“E’ sbagliato distanziare i due vaccini” Burioni è sicuro: “Il protocollo parla di 21 giorni tra l’uno e l’altro, perchè cambiare?”

“Non abbiamo idea delle conseguenze che possono portare delle modifiche di un protocollo, per cui io sono totalmente contrario, anche perché se si suscitasse una immunità incompleta si potrebbe favorire l’emergenza di una variante virale in grado di sfuggire al vaccino. Anche l’Fda (Food and Drug Administration, ente regolatore negli Usa, ndr) si è espressa in questi termini, così come altri autorevolissimi scienziati”.
Il professore Roberto Burioni boccia l’ipotesi di modificare – incamminandosi sulla strada su cui si stanno avviando tanti Paesi – la campagna di vaccinazione anti Covid, riducendo le dosi o allargando l’intervallo tra la prima iniezione e il richiamo. Per il virologo del “San Raffaele” di Milano, un esempio da non seguire.
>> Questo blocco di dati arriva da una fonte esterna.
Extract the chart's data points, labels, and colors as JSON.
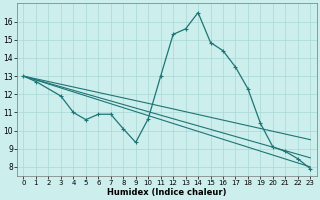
{
  "xlabel": "Humidex (Indice chaleur)",
  "background_color": "#cceeed",
  "line_color": "#1e7575",
  "grid_color": "#aad8d5",
  "xlim": [
    -0.5,
    23.5
  ],
  "ylim": [
    7.5,
    17.0
  ],
  "xticks": [
    0,
    1,
    2,
    3,
    4,
    5,
    6,
    7,
    8,
    9,
    10,
    11,
    12,
    13,
    14,
    15,
    16,
    17,
    18,
    19,
    20,
    21,
    22,
    23
  ],
  "yticks": [
    8,
    9,
    10,
    11,
    12,
    13,
    14,
    15,
    16
  ],
  "series_main": {
    "x": [
      0,
      1,
      3,
      4,
      5,
      6,
      7,
      8,
      9,
      10,
      11,
      12,
      13,
      14,
      15,
      16,
      17,
      18,
      19,
      20,
      21,
      22,
      23
    ],
    "y": [
      13.0,
      12.7,
      11.9,
      11.0,
      10.6,
      10.9,
      10.9,
      10.1,
      9.35,
      10.65,
      13.0,
      15.3,
      15.6,
      16.5,
      14.85,
      14.4,
      13.5,
      12.3,
      10.4,
      9.1,
      8.85,
      8.45,
      7.9
    ]
  },
  "series_lines": [
    {
      "x": [
        0,
        23
      ],
      "y": [
        13.0,
        8.0
      ]
    },
    {
      "x": [
        0,
        23
      ],
      "y": [
        13.0,
        8.5
      ]
    },
    {
      "x": [
        0,
        10,
        23
      ],
      "y": [
        13.0,
        11.5,
        9.5
      ]
    }
  ]
}
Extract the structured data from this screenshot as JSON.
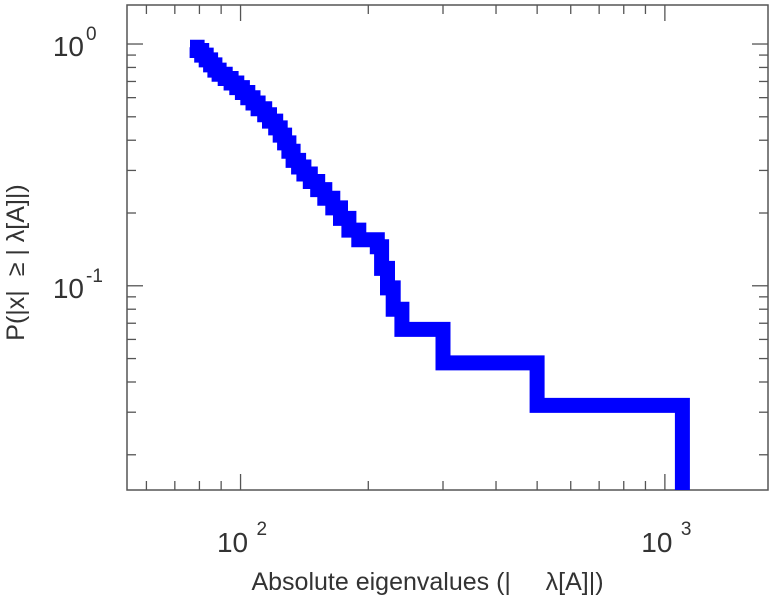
{
  "chart_data": {
    "type": "line",
    "step": true,
    "title": "",
    "xlabel": "Absolute eigenvalues (|     λ[A]|)",
    "ylabel": "P(|x|  ≥ | λ[A]|)",
    "xscale": "log",
    "yscale": "log",
    "xlim": [
      54,
      1750
    ],
    "ylim": [
      0.0143,
      1.45
    ],
    "grid": false,
    "legend": "none",
    "line_color": "#0000ff",
    "x_ticks": [
      {
        "value": 100,
        "base": "10",
        "exp": "2"
      },
      {
        "value": 1000,
        "base": "10",
        "exp": "3"
      }
    ],
    "y_ticks": [
      {
        "value": 1,
        "base": "10",
        "exp": "0"
      },
      {
        "value": 0.1,
        "base": "10",
        "exp": "-1"
      }
    ],
    "series": [
      {
        "x": [
          76,
          79,
          81,
          83,
          85,
          87,
          89,
          92,
          95,
          98,
          101,
          104,
          107,
          110,
          114,
          117,
          121,
          124,
          127,
          130,
          133,
          137,
          141,
          146,
          152,
          158,
          165,
          172,
          180,
          190,
          210,
          215,
          222,
          229,
          240,
          300,
          500,
          1100
        ],
        "y": [
          0.97,
          0.94,
          0.9,
          0.86,
          0.82,
          0.78,
          0.75,
          0.72,
          0.69,
          0.66,
          0.63,
          0.6,
          0.57,
          0.54,
          0.51,
          0.48,
          0.45,
          0.42,
          0.39,
          0.36,
          0.33,
          0.31,
          0.29,
          0.27,
          0.25,
          0.23,
          0.21,
          0.19,
          0.17,
          0.155,
          0.145,
          0.118,
          0.098,
          0.08,
          0.066,
          0.048,
          0.032,
          0.0166
        ]
      }
    ]
  }
}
La comunità scientifica è divisa, un articolo pubblicato sul sito della rivista “Nature” segnala che i dati sull’impatto dei cambiamenti adottati sono scarsi e molti ricercatori si chiedono se valga la pena correre dei rischi. In Italia prevale la linea del “no”. In un’intervista al Corriere della Sera, il professore Giuseppe Remuzzi ha proposto di iniziare a somministrare una dose a più persone, rinviando la seconda iniezione a 120 giorni dopo la prima. Ma l’orientamento del direttore dell’Istituto di ricerche farmacologiche “Mario Negri” sembra poco condiviso dagli scienziati italiani, che invitano a considerare i rischi che potrebbero derivare da indicazioni non contenute nei protocolli.
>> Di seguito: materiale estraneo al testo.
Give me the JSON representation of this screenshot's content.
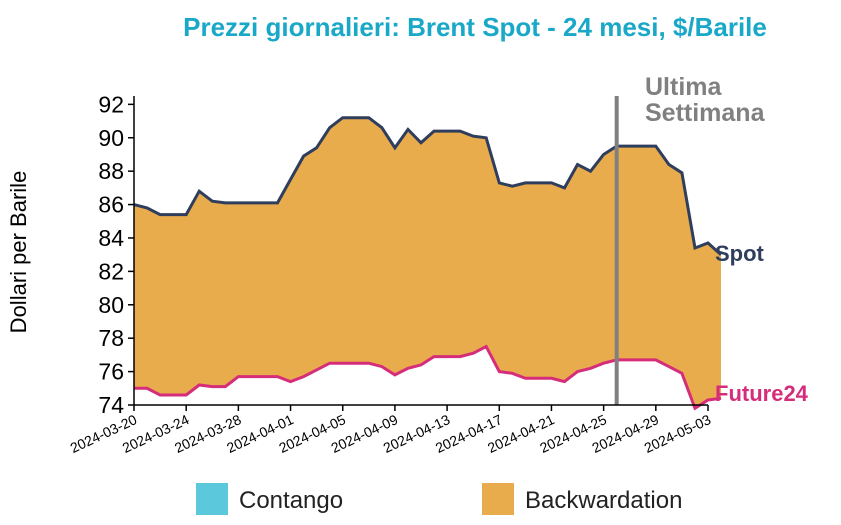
{
  "chart_data": {
    "type": "area",
    "title": "Prezzi giornalieri: Brent Spot - 24 mesi, $/Barile",
    "ylabel": "Dollari per Barile",
    "xlabel": "",
    "ylim": [
      74,
      92.5
    ],
    "yticks": [
      74,
      76,
      78,
      80,
      82,
      84,
      86,
      88,
      90,
      92
    ],
    "xlim": [
      "2024-03-20",
      "2024-05-03"
    ],
    "xticks": [
      "2024-03-20",
      "2024-03-24",
      "2024-03-28",
      "2024-04-01",
      "2024-04-05",
      "2024-04-09",
      "2024-04-13",
      "2024-04-17",
      "2024-04-21",
      "2024-04-25",
      "2024-04-29",
      "2024-05-03"
    ],
    "grid": false,
    "series": [
      {
        "name": "Spot",
        "color": "#2f3e5c",
        "points": [
          [
            "2024-03-20",
            86.0
          ],
          [
            "2024-03-21",
            85.8
          ],
          [
            "2024-03-22",
            85.4
          ],
          [
            "2024-03-23",
            85.4
          ],
          [
            "2024-03-24",
            85.4
          ],
          [
            "2024-03-25",
            86.8
          ],
          [
            "2024-03-26",
            86.2
          ],
          [
            "2024-03-27",
            86.1
          ],
          [
            "2024-03-28",
            86.1
          ],
          [
            "2024-03-29",
            86.1
          ],
          [
            "2024-03-30",
            86.1
          ],
          [
            "2024-03-31",
            86.1
          ],
          [
            "2024-04-01",
            87.5
          ],
          [
            "2024-04-02",
            88.9
          ],
          [
            "2024-04-03",
            89.4
          ],
          [
            "2024-04-04",
            90.6
          ],
          [
            "2024-04-05",
            91.2
          ],
          [
            "2024-04-06",
            91.2
          ],
          [
            "2024-04-07",
            91.2
          ],
          [
            "2024-04-08",
            90.6
          ],
          [
            "2024-04-09",
            89.4
          ],
          [
            "2024-04-10",
            90.5
          ],
          [
            "2024-04-11",
            89.7
          ],
          [
            "2024-04-12",
            90.4
          ],
          [
            "2024-04-13",
            90.4
          ],
          [
            "2024-04-14",
            90.4
          ],
          [
            "2024-04-15",
            90.1
          ],
          [
            "2024-04-16",
            90.0
          ],
          [
            "2024-04-17",
            87.3
          ],
          [
            "2024-04-18",
            87.1
          ],
          [
            "2024-04-19",
            87.3
          ],
          [
            "2024-04-20",
            87.3
          ],
          [
            "2024-04-21",
            87.3
          ],
          [
            "2024-04-22",
            87.0
          ],
          [
            "2024-04-23",
            88.4
          ],
          [
            "2024-04-24",
            88.0
          ],
          [
            "2024-04-25",
            89.0
          ],
          [
            "2024-04-26",
            89.5
          ],
          [
            "2024-04-27",
            89.5
          ],
          [
            "2024-04-28",
            89.5
          ],
          [
            "2024-04-29",
            89.5
          ],
          [
            "2024-04-30",
            88.4
          ],
          [
            "2024-05-01",
            87.9
          ],
          [
            "2024-05-02",
            83.4
          ],
          [
            "2024-05-03",
            83.7
          ],
          [
            "2024-05-04",
            83.0
          ]
        ]
      },
      {
        "name": "Future24",
        "color": "#d62d7a",
        "points": [
          [
            "2024-03-20",
            75.0
          ],
          [
            "2024-03-21",
            75.0
          ],
          [
            "2024-03-22",
            74.6
          ],
          [
            "2024-03-23",
            74.6
          ],
          [
            "2024-03-24",
            74.6
          ],
          [
            "2024-03-25",
            75.2
          ],
          [
            "2024-03-26",
            75.1
          ],
          [
            "2024-03-27",
            75.1
          ],
          [
            "2024-03-28",
            75.7
          ],
          [
            "2024-03-29",
            75.7
          ],
          [
            "2024-03-30",
            75.7
          ],
          [
            "2024-03-31",
            75.7
          ],
          [
            "2024-04-01",
            75.4
          ],
          [
            "2024-04-02",
            75.7
          ],
          [
            "2024-04-03",
            76.1
          ],
          [
            "2024-04-04",
            76.5
          ],
          [
            "2024-04-05",
            76.5
          ],
          [
            "2024-04-06",
            76.5
          ],
          [
            "2024-04-07",
            76.5
          ],
          [
            "2024-04-08",
            76.3
          ],
          [
            "2024-04-09",
            75.8
          ],
          [
            "2024-04-10",
            76.2
          ],
          [
            "2024-04-11",
            76.4
          ],
          [
            "2024-04-12",
            76.9
          ],
          [
            "2024-04-13",
            76.9
          ],
          [
            "2024-04-14",
            76.9
          ],
          [
            "2024-04-15",
            77.1
          ],
          [
            "2024-04-16",
            77.5
          ],
          [
            "2024-04-17",
            76.0
          ],
          [
            "2024-04-18",
            75.9
          ],
          [
            "2024-04-19",
            75.6
          ],
          [
            "2024-04-20",
            75.6
          ],
          [
            "2024-04-21",
            75.6
          ],
          [
            "2024-04-22",
            75.4
          ],
          [
            "2024-04-23",
            76.0
          ],
          [
            "2024-04-24",
            76.2
          ],
          [
            "2024-04-25",
            76.5
          ],
          [
            "2024-04-26",
            76.7
          ],
          [
            "2024-04-27",
            76.7
          ],
          [
            "2024-04-28",
            76.7
          ],
          [
            "2024-04-29",
            76.7
          ],
          [
            "2024-04-30",
            76.3
          ],
          [
            "2024-05-01",
            75.9
          ],
          [
            "2024-05-02",
            73.8
          ],
          [
            "2024-05-03",
            74.3
          ],
          [
            "2024-05-04",
            74.4
          ]
        ]
      }
    ],
    "fills": [
      {
        "name": "Contango",
        "color": "#5bc8dc"
      },
      {
        "name": "Backwardation",
        "color": "#e9ac4c"
      }
    ],
    "annotation": {
      "label_line1": "Ultima",
      "label_line2": "Settimana",
      "x": "2024-04-26",
      "color": "#808080"
    },
    "legend": "bottom",
    "title_color": "#1aa8c8"
  }
}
D’altro canto le indicazioni che provengono dalle approvazioni di Ema in Europa e Aifa in Italia sono di somministrare due dosi e nei tempi indicati. L’Oms raccomanda che la seconda dose venga iniettata entro 21-28 giorni dalla prima, e comunque non prima di 19 e non oltre 42 giorni dalla prima iniezione: oltre si va “fuori etichetta”, tra l’altro, ossia cadono le responsabilità del produttore.
Oltre a Roberto Burioni anche il virologo Massimo Clementi e l’immunologa Antonella Viola, respingono l’ipotesi di apportare modifiche. E ad HuffPost Italia spiegano perché.
“Sono contraria per le stesse preoccupazioni espresse dall’Fda. Non sappiamo quanto duri la protezione della prima vaccinazione, né che efficacia abbia. Non si modificano così i protocolli”, ha sottolineato la professoressa, ordinario di patologia del Dipartimento di Scienze Biomediche dell’Università di Padova.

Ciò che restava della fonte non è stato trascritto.